On March 2, 1955, 15-year-old Claudette Colvin and her friend hopped on a bus in the segregated state of Alabama.

The two teenage black girls sat down but didn’t realize they were sitting next to two white girls, a big no-no in the south during the time.

The girls were asked to move to the back of the bus, but Clovin refused.

The bus driver immediately called the police. Once police arrived on the scene they began to physically remove Clovin from the bus. According to the police report, Clovin kicked and scratched an officer during the incident.

She was immediately arrested, charged with assault, and her case was sent to juvenile court. The judge found her delinquent and placed her on probation.
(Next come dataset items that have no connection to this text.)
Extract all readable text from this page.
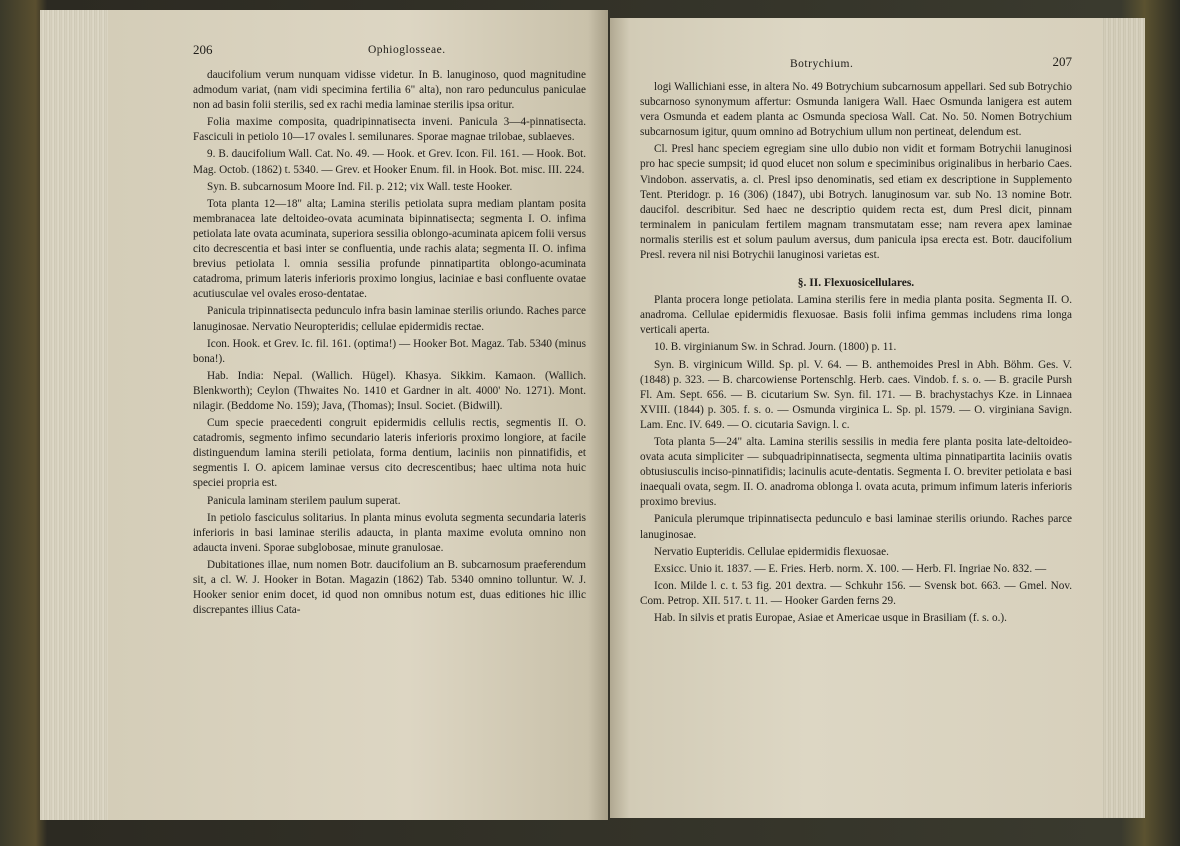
206	Ophioglosseae.

daucifolium verum nunquam vidisse videtur. In B. lanuginoso, quod magnitudine admodum variat, (nam vidi specimina fertilia 6" alta), non raro pedunculus paniculae non ad basin folii sterilis, sed ex rachi media laminae sterilis ipsa oritur.

Folia maxime composita, quadripinnatisecta inveni. Panicula 3—4-pinnatisecta. Fasciculi in petiolo 10—17 ovales l. semilunares. Sporae magnae trilobae, sublaeves.

9. B. daucifolium Wall. Cat. No. 49. — Hook. et Grev. Icon. Fil. 161. — Hook. Bot. Mag. Octob. (1862) t. 5340. — Grev. et Hooker Enum. fil. in Hook. Bot. misc. III. 224.

Syn. B. subcarnosum Moore Ind. Fil. p. 212; vix Wall. teste Hooker.

Tota planta 12—18" alta; Lamina sterilis petiolata supra mediam plantam posita membranacea late deltoideo-ovata acuminata bipinnatisecta; segmenta I. O. infima petiolata late ovata acuminata, superiora sessilia oblongo-acuminata apicem folii versus cito decrescentia et basi inter se confluentia, unde rachis alata; segmenta II. O. infima brevius petiolata l. omnia sessilia profunde pinnatipartita oblongo-acuminata catadroma, primum lateris inferioris proximo longius, laciniae e basi confluente ovatae acutiusculae vel ovales eroso-dentatae.

Panicula tripinnatisecta pedunculo infra basin laminae sterilis oriundo. Raches parce lanuginosae. Nervatio Neuropteridis; cellulae epidermidis rectae.

Icon. Hook. et Grev. Ic. fil. 161. (optima!) — Hooker Bot. Magaz. Tab. 5340 (minus bona!).

Hab. India: Nepal. (Wallich. Hügel). Khasya. Sikkim. Kamaon. (Wallich. Blenkworth); Ceylon (Thwaites No. 1410 et Gardner in alt. 4000' No. 1271). Mont. nilagir. (Beddome No. 159); Java, (Thomas); Insul. Societ. (Bidwill).

Cum specie praecedenti congruit epidermidis cellulis rectis, segmentis II. O. catadromis, segmento infimo secundario lateris inferioris proximo longiore, at facile distinguendum lamina sterili petiolata, forma dentium, laciniis non pinnatifidis, et segmentis I. O. apicem laminae versus cito decrescentibus; haec ultima nota huic speciei propria est.

Panicula laminam sterilem paulum superat.

In petiolo fasciculus solitarius. In planta minus evoluta segmenta secundaria lateris inferioris in basi laminae sterilis adaucta, in planta maxime evoluta omnino non adaucta inveni. Sporae subglobosae, minute granulosae.

Dubitationes illae, num nomen Botr. daucifolium an B. subcarnosum praeferendum sit, a cl. W. J. Hooker in Botan. Magazin (1862) Tab. 5340 omnino tolluntur. W. J. Hooker senior enim docet, id quod non omnibus notum est, duas editiones hic illic discrepantes illius Cata-

Botrychium.	207

logi Wallichiani esse, in altera No. 49 Botrychium subcarnosum appellari. Sed sub Botrychio subcarnoso synonymum affertur: Osmunda lanigera Wall. Haec Osmunda lanigera est autem vera Osmunda et eadem planta ac Osmunda speciosa Wall. Cat. No. 50. Nomen Botrychium subcarnosum igitur, quum omnino ad Botrychium ullum non pertineat, delendum est.

Cl. Presl hanc speciem egregiam sine ullo dubio non vidit et formam Botrychii lanuginosi pro hac specie sumpsit; id quod elucet non solum e speciminibus originalibus in herbario Caes. Vindobon. asservatis, a. cl. Presl ipso denominatis, sed etiam ex descriptione in Supplemento Tent. Pteridogr. p. 16 (306) (1847), ubi Botrych. lanuginosum var. sub No. 13 nomine Botr. daucifol. describitur. Sed haec ne descriptio quidem recta est, dum Presl dicit, pinnam terminalem in paniculam fertilem magnam transmutatam esse; nam revera apex laminae normalis sterilis est et solum paulum aversus, dum panicula ipsa erecta est. Botr. daucifolium Presl. revera nil nisi Botrychii lanuginosi varietas est.

§. II. Flexuosicellulares.

Planta procera longe petiolata. Lamina sterilis fere in media planta posita. Segmenta II. O. anadroma. Cellulae epidermidis flexuosae. Basis folii infima gemmas includens rima longa verticali aperta.

10. B. virginianum Sw. in Schrad. Journ. (1800) p. 11.

Syn. B. virginicum Willd. Sp. pl. V. 64. — B. anthemoides Presl in Abh. Böhm. Ges. V. (1848) p. 323. — B. charcowiense Portenschlg. Herb. caes. Vindob. f. s. o. — B. gracile Pursh Fl. Am. Sept. 656. — B. cicutarium Sw. Syn. fil. 171. — B. brachystachys Kze. in Linnaea XVIII. (1844) p. 305. f. s. o. — Osmunda virginica L. Sp. pl. 1579. — O. virginiana Savign. Lam. Enc. IV. 649. — O. cicutaria Savign. l. c.

Tota planta 5—24" alta. Lamina sterilis sessilis in media fere planta posita late-deltoideo-ovata acuta simpliciter — subquadripinnatisecta, segmenta ultima pinnatipartita laciniis ovatis obtusiusculis inciso-pinnatifidis; lacinulis acute-dentatis. Segmenta I. O. breviter petiolata e basi inaequali ovata, segm. II. O. anadroma oblonga l. ovata acuta, primum infimum lateris inferioris proximo brevius.

Panicula plerumque tripinnatisecta pedunculo e basi laminae sterilis oriundo. Raches parce lanuginosae.

Nervatio Eupteridis. Cellulae epidermidis flexuosae.

Exsicc. Unio it. 1837. — E. Fries. Herb. norm. X. 100. — Herb. Fl. Ingriae No. 832. —

Icon. Milde l. c. t. 53 fig. 201 dextra. — Schkuhr 156. — Svensk bot. 663. — Gmel. Nov. Com. Petrop. XII. 517. t. 11. — Hooker Garden ferns 29.

Hab. In silvis et pratis Europae, Asiae et Americae usque in Brasiliam (f. s. o.).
Almost 67 years later she still believes she is on probation. Colvin has never received info that states she has completed her probation and said her family constantly worries that police could come to get her at any time.

“My conviction for standing up for my constitutional right terrorized my family and relatives who knew only that they were not to talk about my arrest and conviction because people in town knew me as ‘that girl from the bus,'” said Colvin in an interview with AP.

But Colvin and her lawyer still hope to get her record expunged by the Montgomery County court.

Since she was judged as a delinquent, the 85-year-old will have to make her request at a juvenile court.

According to AP, the Montgomery County’ chief court clerk said he agrees with the request and suggests they isn’t much doubt that Clovin’s record would be expunged, but when that will happen is anyone’s guess.

But whenever it does happen, it will be a special day for Clovin and her family.

“I am an old woman now,” said Colvin. “Having my records expunged will mean something to my grandchildren and great-grandchildren. And it will mean something for other Black children.”